Ashar
Ashar is a continent defined not by peace, but by the wars that sought to end it. It is a land of fractured oaths, broken empires, and defiant peoples who rose from beneath the heel of ancient powers to forge something new in the flames of revolution.
The bloodiest era in recorded history came with the Infernal War (4400–4749 A.M.), when Balor, God of Demons, led a horrific invasion of Novaris through rifts torn in the very fabric of the world. Demons and dragons ravaged the land, and it was only through divine intervention—and the sacrifice of six mortal heroes—that Balor was finally cast back into the Abyss. Though the gods sealed the wounds, the scars remain. Entire regions were reduced to ash. Kingdoms fell. And from the chaos, new powers emerged.
In the ashes of that war, King Draven rose to prominence. A mortal warrior turned immortal monarch, he united the fragmented Human factions and built a kingdom—The Kingdom of Ashar—upon the ruins of fear and division. His first act of unification was legendary: he slayed the Tarrasque in 5060 A.H., a world-ending beast awoken from the deep, sacrificing his apprentice Allarc in the process. In the aftermath, the Dragonborn and Goliaths, long enslaved by the Elves, pledged themselves to Draven in return for freedom. Their loyalty ignited a new age.
The War of Liberation followed—170 years of relentless conflict where Draven’s forces, bolstered by newly freed peoples, pushed back the Elves and Dwarves who had long ruled from above and below. Cities fell. Borders shifted. The Sylvan Courts were driven into isolation. The Dwarves, stubborn and proud, retreated into fortified mountain holds, their deep roads sealed against surface politics.
Ashar's fragile unity seemed secured—until the Tieflings came.

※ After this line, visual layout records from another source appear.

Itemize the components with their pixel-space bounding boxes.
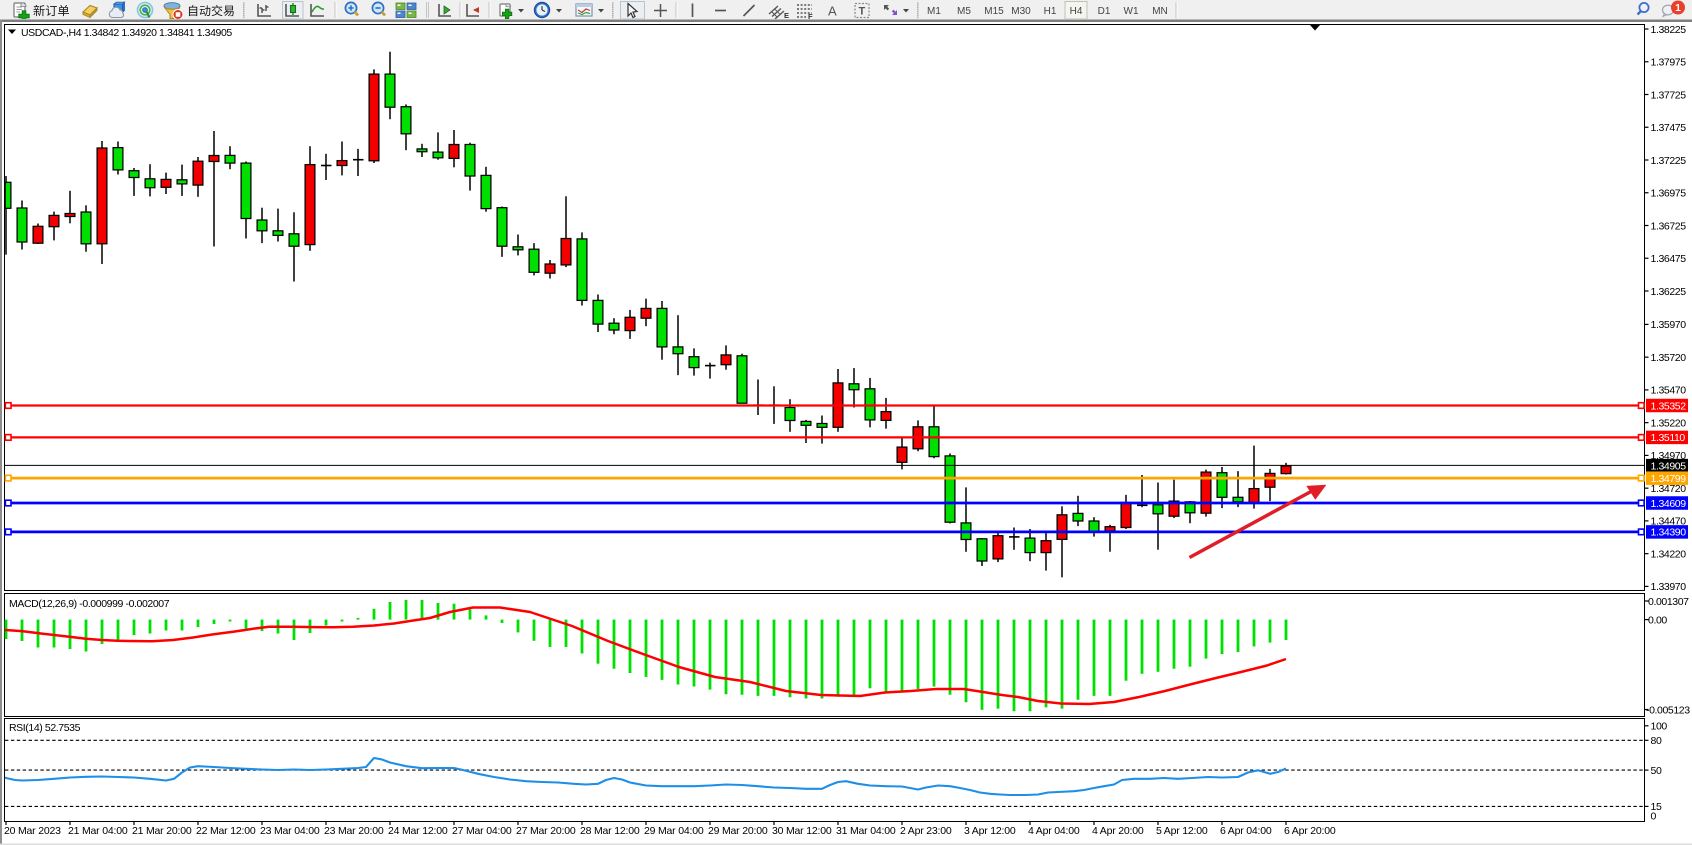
svg-text:M5: M5 (957, 6, 971, 17)
svg-text:1.33970: 1.33970 (1651, 581, 1687, 593)
svg-text:100: 100 (1651, 721, 1668, 733)
svg-text:E: E (784, 11, 789, 20)
svg-text:1.36225: 1.36225 (1651, 286, 1687, 298)
svg-text:1.38225: 1.38225 (1651, 24, 1687, 36)
svg-text:80: 80 (1651, 735, 1662, 747)
svg-text:5 Apr 12:00: 5 Apr 12:00 (1156, 825, 1208, 837)
svg-text:23 Mar 04:00: 23 Mar 04:00 (260, 825, 320, 837)
svg-text:4 Apr 20:00: 4 Apr 20:00 (1092, 825, 1144, 837)
svg-text:1.35470: 1.35470 (1651, 385, 1687, 397)
svg-text:1.35110: 1.35110 (1651, 432, 1686, 444)
svg-text:M15: M15 (984, 6, 1004, 17)
svg-text:27 Mar 04:00: 27 Mar 04:00 (452, 825, 512, 837)
svg-text:1.36975: 1.36975 (1651, 188, 1687, 200)
svg-text:1.37975: 1.37975 (1651, 57, 1687, 69)
svg-text:1.37725: 1.37725 (1651, 89, 1687, 101)
svg-text:1.37225: 1.37225 (1651, 155, 1687, 167)
svg-text:22 Mar 12:00: 22 Mar 12:00 (196, 825, 256, 837)
svg-text:50: 50 (1651, 765, 1662, 777)
svg-text:28 Mar 12:00: 28 Mar 12:00 (580, 825, 640, 837)
svg-text:31 Mar 04:00: 31 Mar 04:00 (836, 825, 896, 837)
svg-text:1.34905: 1.34905 (1651, 460, 1687, 472)
svg-text:1.34220: 1.34220 (1651, 548, 1687, 560)
svg-text:24 Mar 12:00: 24 Mar 12:00 (388, 825, 448, 837)
svg-text:20 Mar 2023: 20 Mar 2023 (4, 825, 61, 837)
svg-text:1.35220: 1.35220 (1651, 417, 1687, 429)
svg-text:-0.005123: -0.005123 (1646, 704, 1690, 716)
svg-text:15: 15 (1651, 801, 1662, 813)
svg-text:6 Apr 04:00: 6 Apr 04:00 (1220, 825, 1272, 837)
svg-text:1.34799: 1.34799 (1651, 473, 1687, 485)
svg-text:1.35720: 1.35720 (1651, 352, 1687, 364)
svg-text:RSI(14) 52.7535: RSI(14) 52.7535 (9, 722, 81, 734)
svg-text:1.34470: 1.34470 (1651, 516, 1687, 528)
svg-text:1.34720: 1.34720 (1651, 483, 1687, 495)
svg-text:1.36475: 1.36475 (1651, 253, 1687, 265)
svg-text:4 Apr 04:00: 4 Apr 04:00 (1028, 825, 1080, 837)
svg-text:1.35970: 1.35970 (1651, 319, 1687, 331)
svg-text:27 Mar 20:00: 27 Mar 20:00 (516, 825, 576, 837)
svg-text:MN: MN (1152, 6, 1168, 17)
svg-text:T: T (859, 6, 866, 18)
svg-text:M1: M1 (927, 6, 941, 17)
svg-text:29 Mar 20:00: 29 Mar 20:00 (708, 825, 768, 837)
svg-text:MACD(12,26,9) -0.000999 -0.002: MACD(12,26,9) -0.000999 -0.002007 (9, 598, 170, 610)
svg-text:0.001307: 0.001307 (1648, 596, 1689, 608)
svg-text:M30: M30 (1011, 6, 1031, 17)
svg-text:30 Mar 12:00: 30 Mar 12:00 (772, 825, 832, 837)
svg-text:W1: W1 (1124, 6, 1139, 17)
svg-text:23 Mar 20:00: 23 Mar 20:00 (324, 825, 384, 837)
svg-text:H1: H1 (1044, 6, 1057, 17)
svg-text:1: 1 (1675, 2, 1681, 14)
svg-text:1.34390: 1.34390 (1651, 527, 1687, 539)
svg-text:1.34609: 1.34609 (1651, 498, 1687, 510)
svg-text:A: A (828, 4, 837, 19)
svg-text:2 Apr 23:00: 2 Apr 23:00 (900, 825, 952, 837)
svg-text:0.00: 0.00 (1648, 614, 1667, 626)
svg-text:21 Mar 04:00: 21 Mar 04:00 (68, 825, 128, 837)
svg-text:29 Mar 04:00: 29 Mar 04:00 (644, 825, 704, 837)
svg-text:21 Mar 20:00: 21 Mar 20:00 (132, 825, 192, 837)
svg-text:H4: H4 (1070, 6, 1083, 17)
svg-text:3 Apr 12:00: 3 Apr 12:00 (964, 825, 1016, 837)
svg-text:1.36725: 1.36725 (1651, 220, 1687, 232)
svg-text:1.35352: 1.35352 (1651, 400, 1687, 412)
svg-text:USDCAD-,H4 1.34842 1.34920 1.: USDCAD-,H4 1.34842 1.34920 1.34841 1.349… (21, 27, 232, 39)
svg-text:1.37475: 1.37475 (1651, 122, 1687, 134)
svg-text:0: 0 (1651, 810, 1657, 822)
svg-text:6 Apr 20:00: 6 Apr 20:00 (1284, 825, 1336, 837)
svg-text:D1: D1 (1098, 6, 1111, 17)
svg-text:F: F (808, 12, 813, 21)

In 5531 A.H., Tieflings began appearing across the Kingdom, born of mortal blood but touched by infernal ancestry. Some viewed them as a curse, others as a divine mystery. Draven, ever a protector of the oppressed, offered them sanctuary. The nobility revolted.
By 5535, the Separatist War erupted. Fearing the corruption of the bloodline and the rise of “demonic influence,” rebellious factions tried to seize the capital and kidnapped Queen Rayne, Draven’s Tiefling consort. The war was brief but brutal. The Kingdom crushed the rebellion—but to preserve peace, Draven allowed the separatists to secede. Thus, the Concord of Ashar was born: a coalition of idealists, revolutionaries, and exiles seeking a future beyond kings and bloodlines.
Now, in the year 5566 A.H., Ashar stands divided:
The Kingdom of Ashar still endures, ruled by Draven, its immortal king. It is a bastion of stability—but beneath the surface lies unrest, and the burdens of eternity weigh heavily.
The Concord, bold and diverse, pushes north, carving out new cities and philosophies, but lacking the unity that Draven once enforced.
The Sylvan Courts remain in their magical sanctuaries, their arrogance humbled, but their arcane power as potent as ever.
The Dwarves, ever watchful, rule from beneath the mountains in strongholds untouched by outsiders, their silence as loud as any declaration.
And in the shadows, whispers stir:
Necromancers seek ancient cities buried beneath the earth.
Old gods rattle their chains.
And the fires of the Abyss flicker once more.
Ashar is not a land of peace.
It is a land of survivors.
And the next war may already be written.